Iv'e had many bargains over the years.
18+18+18in txoterra cube for free.
pair of cali kings with vivs and equipment free.
pair of bearded dragons(disabled) free with vivs & equipment.


----------



## stephenie191 (May 29, 2007)

tracey said:


> And i though i was the only one who knew about these.lol
> 
> Iv'e had many bargains over the years.
> 18+18+18in txoterra cube for free.
> ...


I've only had the odd exo terra faurnarium free.

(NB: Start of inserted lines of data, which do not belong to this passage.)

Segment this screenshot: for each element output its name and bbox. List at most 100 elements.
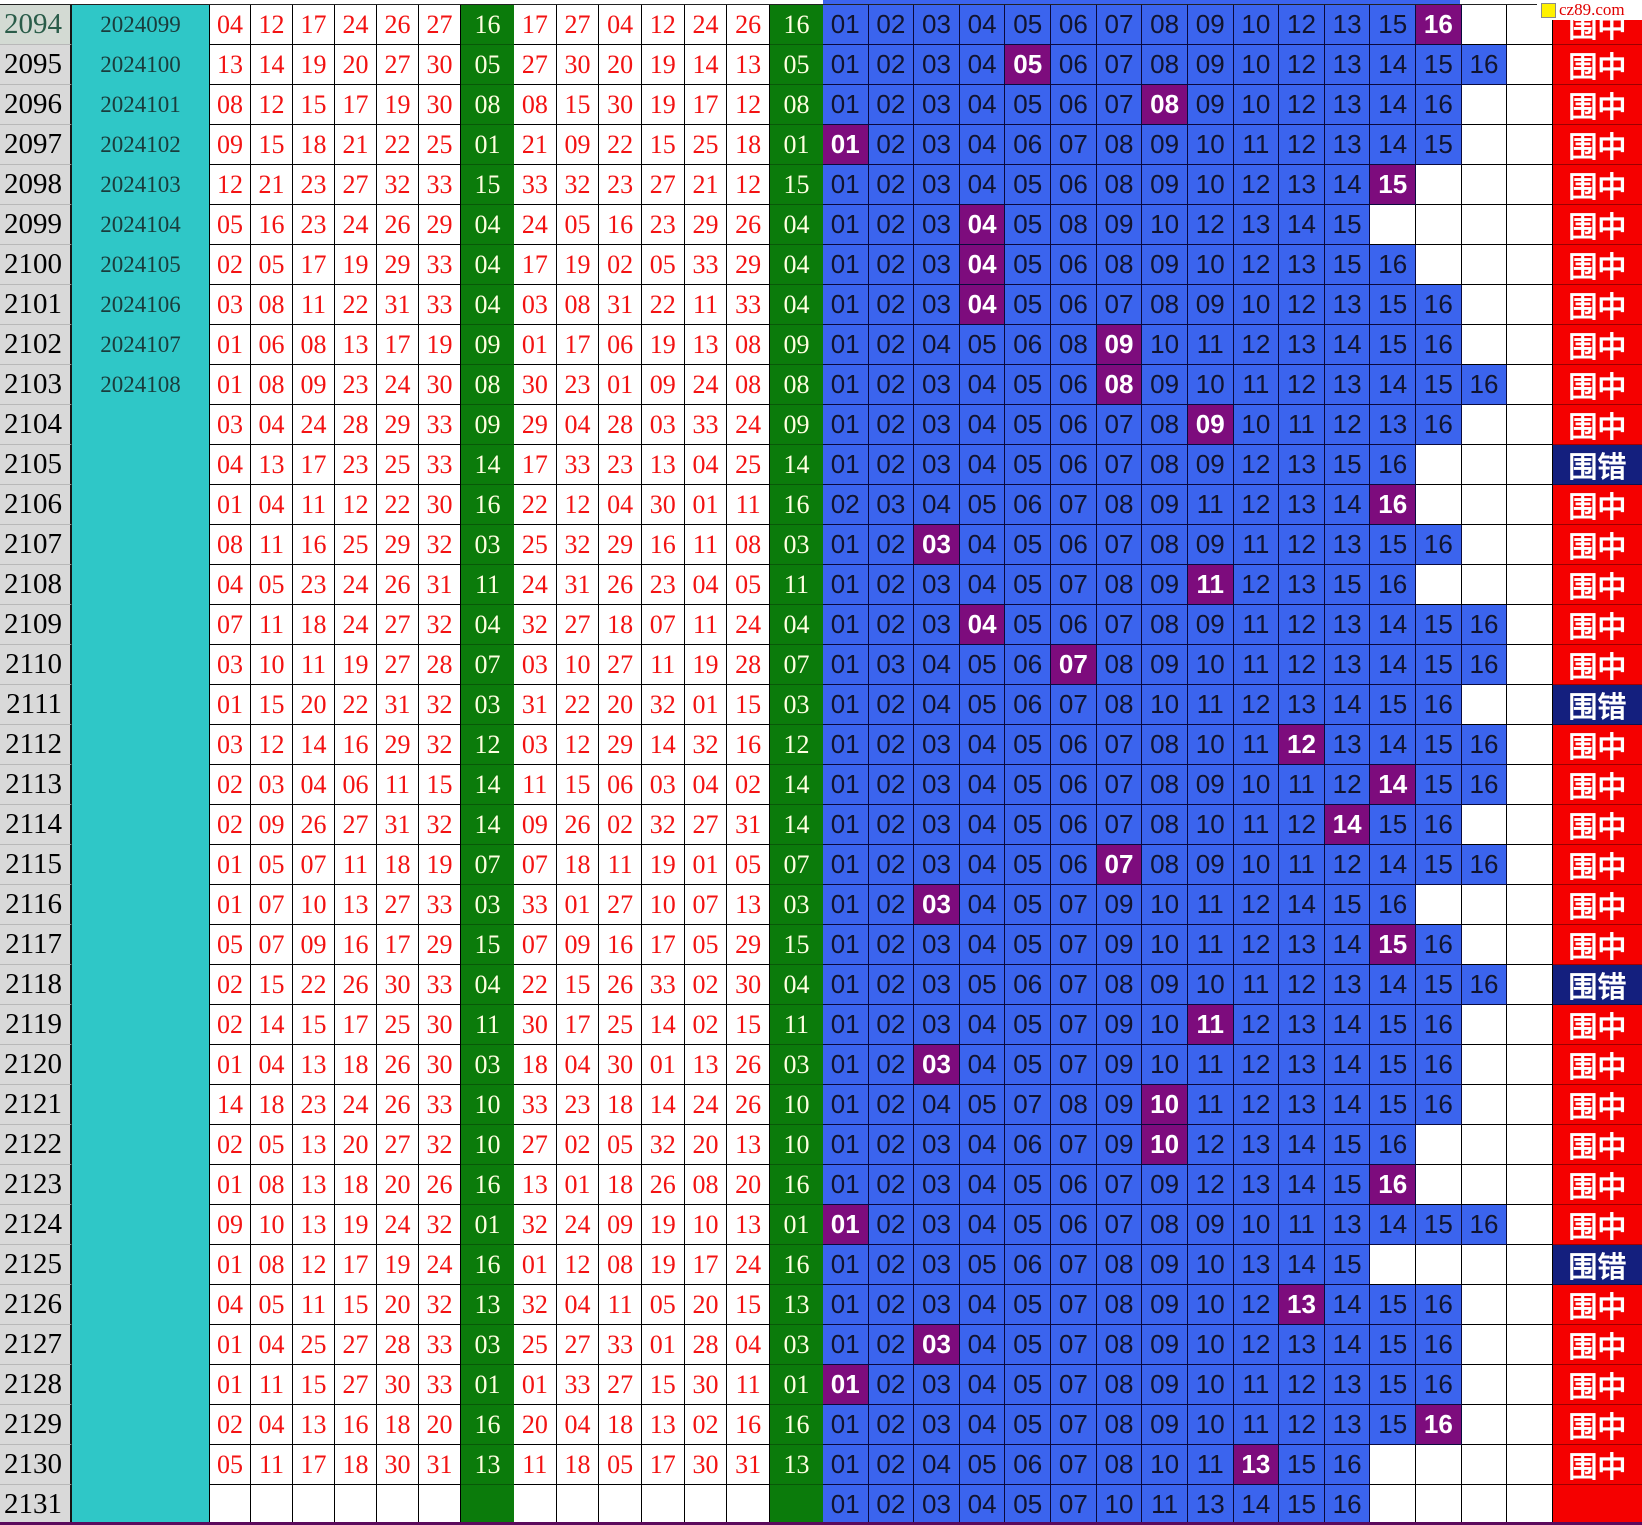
draw-order-red-number-cell: 09 [641,365,685,405]
sorted-red-number-cell: 11 [293,645,335,685]
grid-candidate-number-cell: 09 [1142,1405,1188,1445]
grid-candidate-number-cell: 03 [914,205,960,245]
draw-order-red-number-cell: 04 [727,1325,770,1365]
grid-empty-cell [1461,925,1508,965]
draw-order-red-number-cell: 04 [556,1405,600,1445]
sorted-red-number-cell: 04 [209,445,251,485]
sorted-red-number-cell: 11 [293,485,335,525]
grid-candidate-number-cell: 01 [822,445,869,485]
sorted-red-number-cell: 18 [293,125,335,165]
sorted-red-number-cell: 19 [335,1205,377,1245]
grid-candidate-number-cell: 10 [1142,1045,1188,1085]
grid-candidate-number-cell: 06 [1051,165,1097,205]
grid-candidate-number-cell: 15 [1416,845,1462,885]
grid-candidate-number-cell: 09 [1187,5,1234,45]
grid-candidate-number-cell: 12 [1233,925,1280,965]
grid-candidate-number-cell: 04 [959,1205,1006,1245]
result-cell: 围中 [1552,1045,1642,1085]
grid-candidate-number-cell: 03 [914,165,960,205]
draw-order-red-number-cell: 27 [514,1125,557,1165]
grid-empty-cell [1507,1245,1553,1285]
grid-empty-cell [1507,805,1553,845]
sorted-red-number-cell: 17 [335,1005,377,1045]
grid-candidate-number-cell: 15 [1416,605,1462,645]
grid-candidate-number-cell: 02 [868,845,915,885]
grid-candidate-number-cell: 15 [1416,645,1462,685]
grid-candidate-number-cell: 02 [868,125,915,165]
row-seq: 2100 [0,245,72,285]
grid-empty-cell [1461,1245,1508,1285]
draw-order-red-number-cell: 18 [599,1085,642,1125]
sorted-red-number-cell: 12 [251,725,293,765]
grid-candidate-number-cell: 13 [1324,85,1371,125]
grid-candidate-number-cell: 16 [1416,1045,1462,1085]
grid-empty-cell [1461,1285,1508,1325]
draw-order-red-number-cell: 02 [599,805,642,845]
draw-order-red-number-cell: 26 [727,5,770,45]
draw-order-red-number-cell: 20 [514,1405,557,1445]
period-cell [72,405,209,445]
sorted-red-number-cell: 09 [209,125,251,165]
grid-candidate-number-cell: 10 [1187,645,1234,685]
grid-candidate-number-cell: 08 [1096,1365,1143,1405]
grid-candidate-number-cell: 01 [822,605,869,645]
draw-order-red-number-cell: 32 [514,605,557,645]
grid-candidate-number-cell: 16 [1370,445,1417,485]
draw-order-red-number-cell: 26 [641,1165,685,1205]
draw-order-red-number-cell: 30 [514,1005,557,1045]
grid-empty-cell [1507,765,1553,805]
sorted-red-number-cell: 32 [419,605,461,645]
grid-candidate-number-cell: 07 [1051,125,1097,165]
grid-candidate-number-cell: 05 [1005,925,1052,965]
sorted-red-number-cell: 05 [251,1285,293,1325]
result-cell: 围中 [1552,725,1642,765]
period-cell [72,445,209,485]
grid-candidate-number-cell: 14 [1370,725,1417,765]
grid-candidate-number-cell: 15 [1370,1365,1417,1405]
row-seq: 2102 [0,325,72,365]
draw-order-red-number-cell: 12 [727,85,770,125]
draw-order-red-number-cell: 13 [727,1125,770,1165]
grid-hit-number-cell: 01 [822,1365,869,1405]
sorted-red-number-cell: 01 [209,685,251,725]
draw-order-red-number-cell: 33 [556,1365,600,1405]
sorted-red-number-cell: 20 [419,1405,461,1445]
sorted-red-number-cell: 33 [419,1325,461,1365]
grid-candidate-number-cell: 13 [1279,1085,1325,1125]
grid-candidate-number-cell: 13 [1279,245,1325,285]
sorted-red-number-cell: 23 [293,205,335,245]
sorted-red-number-cell: 04 [251,1325,293,1365]
grid-candidate-number-cell: 07 [1096,765,1143,805]
grid-hit-number-cell: 05 [1005,45,1052,85]
grid-candidate-number-cell: 05 [1005,525,1052,565]
grid-candidate-number-cell: 15 [1416,765,1462,805]
period-cell [72,1165,209,1205]
sorted-red-number-cell: 32 [419,685,461,725]
sorted-red-number-cell: 01 [209,1165,251,1205]
table-row: 2125 01 08 12 17 19 24 16 01 12 08 19 17 24 16 01 02 03 05… [0,1245,1642,1285]
sorted-red-number-cell: 01 [209,1245,251,1285]
grid-candidate-number-cell: 04 [959,165,1006,205]
grid-empty-cell [1507,1045,1553,1085]
grid-candidate-number-cell: 07 [1051,1005,1097,1045]
grid-candidate-number-cell: 12 [1324,765,1371,805]
grid-candidate-number-cell: 15 [1370,1045,1417,1085]
draw-order-red-number-cell: 01 [514,1365,557,1405]
grid-candidate-number-cell: 08 [1142,445,1188,485]
grid-candidate-number-cell: 05 [959,485,1006,525]
draw-order-red-number-cell: 29 [599,525,642,565]
grid-candidate-number-cell: 09 [1142,485,1188,525]
grid-candidate-number-cell: 16 [1461,365,1508,405]
table-row: 2097 2024102 09 15 18 21 22 25 01 21 09 22 15 25 18 01 0… [0,125,1642,165]
grid-empty-cell [1507,565,1553,605]
sorted-red-number-cell: 17 [335,85,377,125]
grid-candidate-number-cell: 01 [822,1325,869,1365]
blue-ball-green-cell: 16 [461,1405,514,1445]
grid-candidate-number-cell: 12 [1187,205,1234,245]
blue-ball-green-cell-repeat: 03 [769,525,823,565]
draw-order-red-number-cell: 23 [599,165,642,205]
grid-candidate-number-cell: 05 [1005,405,1052,445]
grid-empty-cell [1507,485,1553,525]
grid-candidate-number-cell: 04 [914,485,960,525]
grid-candidate-number-cell: 03 [914,1005,960,1045]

Never reptiles!

No, there was a thread not long ago i started, they also do good wood in there for £1.99!

Dunelm mill all the way :no1: Ohh i got tubs for £2 as well not long ago


----------



## zon3k (Jun 7, 2009)

was given a jungle/jag carpet python and managed to pick up about 10 foot of cork bark for £25
not too bad for either! :2thumb:


----------



## shep1979 (Feb 24, 2008)

mine has to be the latest additoins to my leo collection
1.0 super snow
0.2 mack snow
1.0 mack snow balbino
0.2 engima
1.3 talbino
0.2 sunglow
1.2 blazing blizzard
0.2 hypo
0.2 patternless albino
0.2 murphys patternless

all for £400 :2thumb:


----------



## kettykev (May 15, 2009)

adult four lined snake..free
5 ft corn..free
Kenyan sand boa,small viv,heat mat and couple of frozen mice £20
pair of adult Taiwanese beauty snakes £80


----------



## xxstaggyxx (Oct 22, 2008)

another bargin i have had last week 

2 06 male and female BCI who i will be breeding


----------



## zon3k (Jun 7, 2009)

fake yucca plant leaves at home sense that scanned up at 50p instead of £5
'ill just pop back and get the other' :whistling2:


----------



## Mouki (Apr 29, 2009)

female albino checkered garter, exo terra snake hide, 11'' by 11'' heat mat, cork bark for 34pounds....i thought it was a bargain anyways XD

shct and patternless leos, 3ft viv, java branch, 2 other 2ft logs, exo terra hides, habistat pulse stat, 11'' by 11'' heat mat, night glo light, normal bulb, 2 large plants, i hanging plant, cermamic heat bulb and ceramic bulb holder....all set -up for just 80pounds


----------



## steve200 (Jun 8, 2009)

07 female pastel royal for £70

08 male pastel for £50.

bloke didnt know what he was selling and who was i to tell him any different.


----------



## Ferret1959 (Jul 16, 2008)

2000x500 heat mat for 99p.
Well it's under floor heating but if you are clever like me you use it for a hatchling rack system. 


I've had a few reptiles foc due to rehoming but not taken on for gain or profit. 

Glass runners cheap cos I buy so many.
Stick on door handles for 10p each. 

100's of pounds worth of W/C Malawi cichlids from my local aquatics shop.
He has a clear out now and again when expecting new stock.


----------



## Georgeyboy! (Jun 11, 2009)

A bcc for 100 quid.


----------